5. Fewer students, but increased spending
Despite the looming budget problems, almost every department in Chicago Public Schools is getting more money and positions. The school district is also creating two new departments, one to focus on equity and the other to investigate and handle sexual harassment and bullying between students.
Meanwhile, the school district’s enrollment continues to go down. Last year, the school district had about 10,000 fewer students than the year before. And over the past five years, it is down more than 30,000 students.

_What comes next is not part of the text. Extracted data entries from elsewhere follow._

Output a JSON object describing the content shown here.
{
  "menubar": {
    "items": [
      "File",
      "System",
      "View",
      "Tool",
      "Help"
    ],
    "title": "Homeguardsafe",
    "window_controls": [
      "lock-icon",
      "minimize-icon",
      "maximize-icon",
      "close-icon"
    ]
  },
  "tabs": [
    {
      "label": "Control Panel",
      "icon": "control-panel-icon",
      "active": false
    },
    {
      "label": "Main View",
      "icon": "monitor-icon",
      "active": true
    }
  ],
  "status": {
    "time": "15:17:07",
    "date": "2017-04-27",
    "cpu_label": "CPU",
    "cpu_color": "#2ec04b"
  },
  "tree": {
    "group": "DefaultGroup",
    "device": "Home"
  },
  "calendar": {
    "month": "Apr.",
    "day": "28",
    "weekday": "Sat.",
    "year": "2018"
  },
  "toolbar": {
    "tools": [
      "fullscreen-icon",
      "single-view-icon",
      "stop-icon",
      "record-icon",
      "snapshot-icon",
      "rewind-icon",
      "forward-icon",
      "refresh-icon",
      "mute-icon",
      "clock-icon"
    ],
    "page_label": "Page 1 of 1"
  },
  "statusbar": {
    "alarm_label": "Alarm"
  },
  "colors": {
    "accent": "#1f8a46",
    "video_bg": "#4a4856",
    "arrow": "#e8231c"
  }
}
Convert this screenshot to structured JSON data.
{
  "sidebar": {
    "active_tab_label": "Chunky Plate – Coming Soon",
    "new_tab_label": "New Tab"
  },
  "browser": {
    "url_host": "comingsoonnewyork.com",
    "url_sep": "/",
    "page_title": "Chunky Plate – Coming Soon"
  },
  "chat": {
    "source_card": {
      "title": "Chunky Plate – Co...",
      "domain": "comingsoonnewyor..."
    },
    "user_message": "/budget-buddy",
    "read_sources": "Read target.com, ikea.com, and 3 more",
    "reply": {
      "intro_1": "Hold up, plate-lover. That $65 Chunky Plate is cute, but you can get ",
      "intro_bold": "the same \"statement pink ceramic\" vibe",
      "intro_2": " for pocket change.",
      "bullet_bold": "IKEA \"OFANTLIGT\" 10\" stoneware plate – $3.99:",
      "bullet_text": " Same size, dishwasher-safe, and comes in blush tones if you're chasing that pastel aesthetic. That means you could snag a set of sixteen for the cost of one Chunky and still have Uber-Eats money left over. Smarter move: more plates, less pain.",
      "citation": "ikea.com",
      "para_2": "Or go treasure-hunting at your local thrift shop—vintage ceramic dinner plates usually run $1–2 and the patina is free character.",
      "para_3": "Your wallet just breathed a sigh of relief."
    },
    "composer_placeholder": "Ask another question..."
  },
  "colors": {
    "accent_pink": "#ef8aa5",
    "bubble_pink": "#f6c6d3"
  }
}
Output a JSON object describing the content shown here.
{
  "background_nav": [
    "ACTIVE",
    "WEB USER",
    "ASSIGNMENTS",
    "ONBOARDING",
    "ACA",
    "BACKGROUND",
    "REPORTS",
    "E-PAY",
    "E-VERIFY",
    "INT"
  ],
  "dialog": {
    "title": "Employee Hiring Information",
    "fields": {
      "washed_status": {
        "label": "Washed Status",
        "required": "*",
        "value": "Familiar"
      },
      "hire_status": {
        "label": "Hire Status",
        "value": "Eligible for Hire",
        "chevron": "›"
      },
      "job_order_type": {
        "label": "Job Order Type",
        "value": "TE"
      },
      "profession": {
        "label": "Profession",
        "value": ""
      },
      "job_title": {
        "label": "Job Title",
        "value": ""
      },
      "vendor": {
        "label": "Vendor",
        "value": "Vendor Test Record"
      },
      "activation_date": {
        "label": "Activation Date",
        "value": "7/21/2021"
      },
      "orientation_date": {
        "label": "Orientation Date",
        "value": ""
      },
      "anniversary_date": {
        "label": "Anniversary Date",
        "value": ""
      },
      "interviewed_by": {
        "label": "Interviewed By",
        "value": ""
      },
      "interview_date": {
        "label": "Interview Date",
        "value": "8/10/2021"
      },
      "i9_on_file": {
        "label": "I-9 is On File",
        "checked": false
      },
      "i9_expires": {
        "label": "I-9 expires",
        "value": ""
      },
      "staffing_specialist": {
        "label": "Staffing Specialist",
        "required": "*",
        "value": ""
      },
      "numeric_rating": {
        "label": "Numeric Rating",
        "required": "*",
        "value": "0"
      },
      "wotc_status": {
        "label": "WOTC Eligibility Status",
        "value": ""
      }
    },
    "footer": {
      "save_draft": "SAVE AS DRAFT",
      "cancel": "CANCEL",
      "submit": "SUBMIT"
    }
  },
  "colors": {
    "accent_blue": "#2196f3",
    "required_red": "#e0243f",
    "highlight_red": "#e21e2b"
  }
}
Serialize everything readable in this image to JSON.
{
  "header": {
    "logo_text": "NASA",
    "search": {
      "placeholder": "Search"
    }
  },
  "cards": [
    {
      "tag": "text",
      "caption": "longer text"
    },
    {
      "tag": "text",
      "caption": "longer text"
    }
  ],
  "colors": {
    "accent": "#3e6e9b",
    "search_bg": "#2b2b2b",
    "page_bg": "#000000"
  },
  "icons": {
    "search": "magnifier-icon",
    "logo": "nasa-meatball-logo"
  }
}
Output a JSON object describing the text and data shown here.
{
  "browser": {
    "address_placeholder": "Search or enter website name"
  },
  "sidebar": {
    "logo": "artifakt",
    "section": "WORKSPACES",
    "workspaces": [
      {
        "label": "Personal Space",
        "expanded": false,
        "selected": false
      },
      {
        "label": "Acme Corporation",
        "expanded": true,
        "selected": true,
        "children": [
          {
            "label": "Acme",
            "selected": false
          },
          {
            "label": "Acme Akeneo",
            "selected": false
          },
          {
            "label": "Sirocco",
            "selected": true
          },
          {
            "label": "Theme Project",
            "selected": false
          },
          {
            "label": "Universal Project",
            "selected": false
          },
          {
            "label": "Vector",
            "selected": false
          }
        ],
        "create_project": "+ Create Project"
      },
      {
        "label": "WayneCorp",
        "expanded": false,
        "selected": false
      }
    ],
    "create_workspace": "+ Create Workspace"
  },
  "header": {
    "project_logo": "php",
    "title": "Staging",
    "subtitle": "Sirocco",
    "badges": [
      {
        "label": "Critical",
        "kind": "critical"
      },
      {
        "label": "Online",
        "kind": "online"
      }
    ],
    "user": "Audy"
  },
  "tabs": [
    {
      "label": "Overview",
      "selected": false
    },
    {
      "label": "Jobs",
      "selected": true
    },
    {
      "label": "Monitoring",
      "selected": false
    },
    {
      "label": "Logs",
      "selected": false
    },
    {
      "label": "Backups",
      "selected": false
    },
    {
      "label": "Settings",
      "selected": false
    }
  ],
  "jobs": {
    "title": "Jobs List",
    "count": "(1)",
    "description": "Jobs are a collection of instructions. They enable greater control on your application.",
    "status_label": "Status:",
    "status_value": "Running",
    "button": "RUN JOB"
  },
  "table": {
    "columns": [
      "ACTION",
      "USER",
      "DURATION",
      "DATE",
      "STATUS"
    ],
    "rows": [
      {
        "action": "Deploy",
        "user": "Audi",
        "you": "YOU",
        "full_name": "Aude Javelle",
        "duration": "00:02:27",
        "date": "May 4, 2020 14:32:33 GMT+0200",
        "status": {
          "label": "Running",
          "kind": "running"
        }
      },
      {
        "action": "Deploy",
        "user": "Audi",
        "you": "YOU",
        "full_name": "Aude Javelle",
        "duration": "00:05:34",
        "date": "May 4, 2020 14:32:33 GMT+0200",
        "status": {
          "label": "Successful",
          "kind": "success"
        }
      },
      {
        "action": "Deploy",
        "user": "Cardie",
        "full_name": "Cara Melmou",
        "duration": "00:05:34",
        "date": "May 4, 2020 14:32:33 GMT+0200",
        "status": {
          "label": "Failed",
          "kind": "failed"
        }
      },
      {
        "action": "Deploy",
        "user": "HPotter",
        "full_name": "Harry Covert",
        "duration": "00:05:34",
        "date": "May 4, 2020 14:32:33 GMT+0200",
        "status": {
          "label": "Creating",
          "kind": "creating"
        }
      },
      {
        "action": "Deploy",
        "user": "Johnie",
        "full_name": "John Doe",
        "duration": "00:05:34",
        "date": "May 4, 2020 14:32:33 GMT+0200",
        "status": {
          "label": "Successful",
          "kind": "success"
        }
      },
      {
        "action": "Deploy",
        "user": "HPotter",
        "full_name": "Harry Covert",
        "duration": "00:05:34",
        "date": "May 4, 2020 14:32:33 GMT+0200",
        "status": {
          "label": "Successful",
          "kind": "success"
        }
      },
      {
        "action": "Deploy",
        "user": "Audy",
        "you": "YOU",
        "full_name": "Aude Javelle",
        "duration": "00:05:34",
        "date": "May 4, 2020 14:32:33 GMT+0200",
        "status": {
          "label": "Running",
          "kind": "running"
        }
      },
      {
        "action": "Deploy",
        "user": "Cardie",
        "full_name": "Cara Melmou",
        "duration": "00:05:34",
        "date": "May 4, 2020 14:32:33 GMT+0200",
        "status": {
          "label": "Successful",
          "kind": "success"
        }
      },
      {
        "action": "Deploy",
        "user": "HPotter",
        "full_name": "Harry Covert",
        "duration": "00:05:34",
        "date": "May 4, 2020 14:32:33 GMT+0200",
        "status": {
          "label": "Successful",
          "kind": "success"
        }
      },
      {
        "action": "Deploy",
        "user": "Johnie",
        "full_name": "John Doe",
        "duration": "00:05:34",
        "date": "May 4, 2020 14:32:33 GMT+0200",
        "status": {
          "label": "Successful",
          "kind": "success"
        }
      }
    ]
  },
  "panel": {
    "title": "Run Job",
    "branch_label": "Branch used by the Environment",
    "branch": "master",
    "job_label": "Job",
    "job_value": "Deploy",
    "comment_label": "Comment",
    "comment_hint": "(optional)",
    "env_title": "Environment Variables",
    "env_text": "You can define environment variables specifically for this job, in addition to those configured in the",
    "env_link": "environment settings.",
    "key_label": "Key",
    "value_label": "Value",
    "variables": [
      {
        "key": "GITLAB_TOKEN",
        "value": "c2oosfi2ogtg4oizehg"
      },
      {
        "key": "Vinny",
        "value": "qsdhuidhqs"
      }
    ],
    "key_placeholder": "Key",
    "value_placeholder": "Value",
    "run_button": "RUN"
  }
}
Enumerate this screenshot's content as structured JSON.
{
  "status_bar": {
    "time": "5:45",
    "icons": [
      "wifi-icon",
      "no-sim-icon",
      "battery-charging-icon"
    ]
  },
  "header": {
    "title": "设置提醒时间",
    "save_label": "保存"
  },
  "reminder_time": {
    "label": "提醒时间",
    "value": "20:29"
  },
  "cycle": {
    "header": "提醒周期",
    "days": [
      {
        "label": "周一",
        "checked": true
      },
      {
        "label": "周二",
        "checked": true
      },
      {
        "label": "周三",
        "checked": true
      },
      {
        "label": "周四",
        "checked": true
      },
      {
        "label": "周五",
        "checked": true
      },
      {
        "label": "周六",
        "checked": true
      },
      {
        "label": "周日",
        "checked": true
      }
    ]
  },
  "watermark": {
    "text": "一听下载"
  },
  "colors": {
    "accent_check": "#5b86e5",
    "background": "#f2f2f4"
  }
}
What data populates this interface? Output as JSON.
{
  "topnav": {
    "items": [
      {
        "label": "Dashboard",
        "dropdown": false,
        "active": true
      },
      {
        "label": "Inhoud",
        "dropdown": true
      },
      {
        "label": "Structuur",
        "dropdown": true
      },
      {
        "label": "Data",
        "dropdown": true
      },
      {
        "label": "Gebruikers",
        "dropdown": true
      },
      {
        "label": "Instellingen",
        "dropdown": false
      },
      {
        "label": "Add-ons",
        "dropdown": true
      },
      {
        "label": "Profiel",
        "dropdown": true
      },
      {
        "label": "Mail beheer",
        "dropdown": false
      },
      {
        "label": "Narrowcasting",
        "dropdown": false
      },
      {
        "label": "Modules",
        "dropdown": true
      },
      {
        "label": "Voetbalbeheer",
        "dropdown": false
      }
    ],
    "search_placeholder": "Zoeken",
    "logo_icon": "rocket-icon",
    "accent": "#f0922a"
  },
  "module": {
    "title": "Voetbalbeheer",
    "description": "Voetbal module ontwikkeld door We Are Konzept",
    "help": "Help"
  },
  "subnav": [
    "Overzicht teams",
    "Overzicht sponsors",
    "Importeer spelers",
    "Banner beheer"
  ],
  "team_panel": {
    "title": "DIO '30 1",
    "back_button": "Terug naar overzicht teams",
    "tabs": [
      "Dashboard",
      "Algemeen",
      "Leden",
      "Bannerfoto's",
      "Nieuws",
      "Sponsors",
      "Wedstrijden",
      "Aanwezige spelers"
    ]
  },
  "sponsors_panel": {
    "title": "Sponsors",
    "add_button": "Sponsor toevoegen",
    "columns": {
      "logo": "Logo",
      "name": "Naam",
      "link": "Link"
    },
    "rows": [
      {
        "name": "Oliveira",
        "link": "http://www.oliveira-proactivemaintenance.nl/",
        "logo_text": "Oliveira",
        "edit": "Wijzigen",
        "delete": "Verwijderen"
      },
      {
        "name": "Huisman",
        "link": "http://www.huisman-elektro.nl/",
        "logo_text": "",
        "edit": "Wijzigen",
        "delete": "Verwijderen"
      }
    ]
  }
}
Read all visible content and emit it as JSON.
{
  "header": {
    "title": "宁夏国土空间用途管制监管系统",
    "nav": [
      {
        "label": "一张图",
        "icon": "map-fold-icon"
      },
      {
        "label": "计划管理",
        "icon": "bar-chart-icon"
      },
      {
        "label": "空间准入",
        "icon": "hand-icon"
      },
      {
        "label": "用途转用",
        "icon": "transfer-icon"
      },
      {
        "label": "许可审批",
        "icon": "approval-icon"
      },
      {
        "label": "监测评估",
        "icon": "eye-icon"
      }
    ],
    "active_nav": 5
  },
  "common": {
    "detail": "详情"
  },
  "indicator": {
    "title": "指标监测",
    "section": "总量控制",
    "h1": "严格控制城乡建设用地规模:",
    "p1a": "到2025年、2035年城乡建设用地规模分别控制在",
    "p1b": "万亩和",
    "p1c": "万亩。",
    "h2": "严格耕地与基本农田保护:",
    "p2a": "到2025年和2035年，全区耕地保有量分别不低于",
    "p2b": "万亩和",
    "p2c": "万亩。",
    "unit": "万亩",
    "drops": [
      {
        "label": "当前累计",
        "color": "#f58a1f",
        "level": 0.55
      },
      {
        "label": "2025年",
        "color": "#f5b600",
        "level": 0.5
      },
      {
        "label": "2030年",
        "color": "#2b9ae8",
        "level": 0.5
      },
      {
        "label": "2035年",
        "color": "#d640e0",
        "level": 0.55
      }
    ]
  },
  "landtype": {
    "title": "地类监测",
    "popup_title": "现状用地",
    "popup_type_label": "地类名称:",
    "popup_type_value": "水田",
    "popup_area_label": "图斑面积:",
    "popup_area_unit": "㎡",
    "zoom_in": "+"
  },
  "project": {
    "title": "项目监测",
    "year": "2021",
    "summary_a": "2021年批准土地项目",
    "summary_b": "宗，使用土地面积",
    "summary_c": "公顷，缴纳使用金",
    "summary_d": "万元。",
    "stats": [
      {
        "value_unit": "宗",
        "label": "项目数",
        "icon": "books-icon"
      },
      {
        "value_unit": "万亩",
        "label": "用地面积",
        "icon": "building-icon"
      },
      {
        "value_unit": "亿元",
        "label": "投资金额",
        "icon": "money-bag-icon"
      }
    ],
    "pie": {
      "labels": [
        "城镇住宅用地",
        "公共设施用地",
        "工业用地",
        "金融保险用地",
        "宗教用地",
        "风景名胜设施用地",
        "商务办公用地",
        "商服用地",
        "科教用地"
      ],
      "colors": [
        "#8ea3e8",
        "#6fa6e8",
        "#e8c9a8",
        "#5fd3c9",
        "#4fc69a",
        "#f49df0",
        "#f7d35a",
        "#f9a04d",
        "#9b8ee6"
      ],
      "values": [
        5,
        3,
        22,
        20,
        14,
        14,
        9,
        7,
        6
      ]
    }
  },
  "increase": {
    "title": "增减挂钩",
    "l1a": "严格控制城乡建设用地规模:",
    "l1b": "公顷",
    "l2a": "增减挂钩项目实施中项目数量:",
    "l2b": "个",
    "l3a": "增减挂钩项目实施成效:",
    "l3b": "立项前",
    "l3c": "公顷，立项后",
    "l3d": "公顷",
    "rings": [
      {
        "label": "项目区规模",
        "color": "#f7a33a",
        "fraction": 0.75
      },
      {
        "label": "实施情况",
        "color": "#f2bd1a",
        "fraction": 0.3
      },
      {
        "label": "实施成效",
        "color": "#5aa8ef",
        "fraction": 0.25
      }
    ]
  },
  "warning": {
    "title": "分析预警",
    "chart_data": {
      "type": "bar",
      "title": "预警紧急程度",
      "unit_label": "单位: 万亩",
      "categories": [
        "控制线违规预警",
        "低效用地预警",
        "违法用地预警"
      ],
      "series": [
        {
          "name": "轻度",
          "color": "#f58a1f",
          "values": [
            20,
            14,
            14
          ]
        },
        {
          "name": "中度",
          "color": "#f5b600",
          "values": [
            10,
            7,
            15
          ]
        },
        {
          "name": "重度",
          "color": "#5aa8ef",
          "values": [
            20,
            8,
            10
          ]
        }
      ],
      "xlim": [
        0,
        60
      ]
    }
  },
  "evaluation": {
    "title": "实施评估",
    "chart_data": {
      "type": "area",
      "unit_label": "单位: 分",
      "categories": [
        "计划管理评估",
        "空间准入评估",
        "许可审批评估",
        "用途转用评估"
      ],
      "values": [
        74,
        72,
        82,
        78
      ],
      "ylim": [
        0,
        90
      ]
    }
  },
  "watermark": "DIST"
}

Civic Federation president Laurence Msall said he is puzzled that a school district losing students is planning on adding positions and spending nearly a billion dollars on buildings. In the Civic Federation budget analysis, it notes that the number of administrator positions has gone up by 6.6 percent since 2015. Msall said this is an ongoing problem that the school district has to deal with. Additional spending “needs to be tied to a long-term plan about which schools the school district is planning to keep open,” he said.
But others note that even with the extra positions, the school district is understaffed. Class sizes are bigger than state averages and bigger than recommended. Further, even with additional clinicians, there are too few psychologists, social workers, and nurses, according to experts.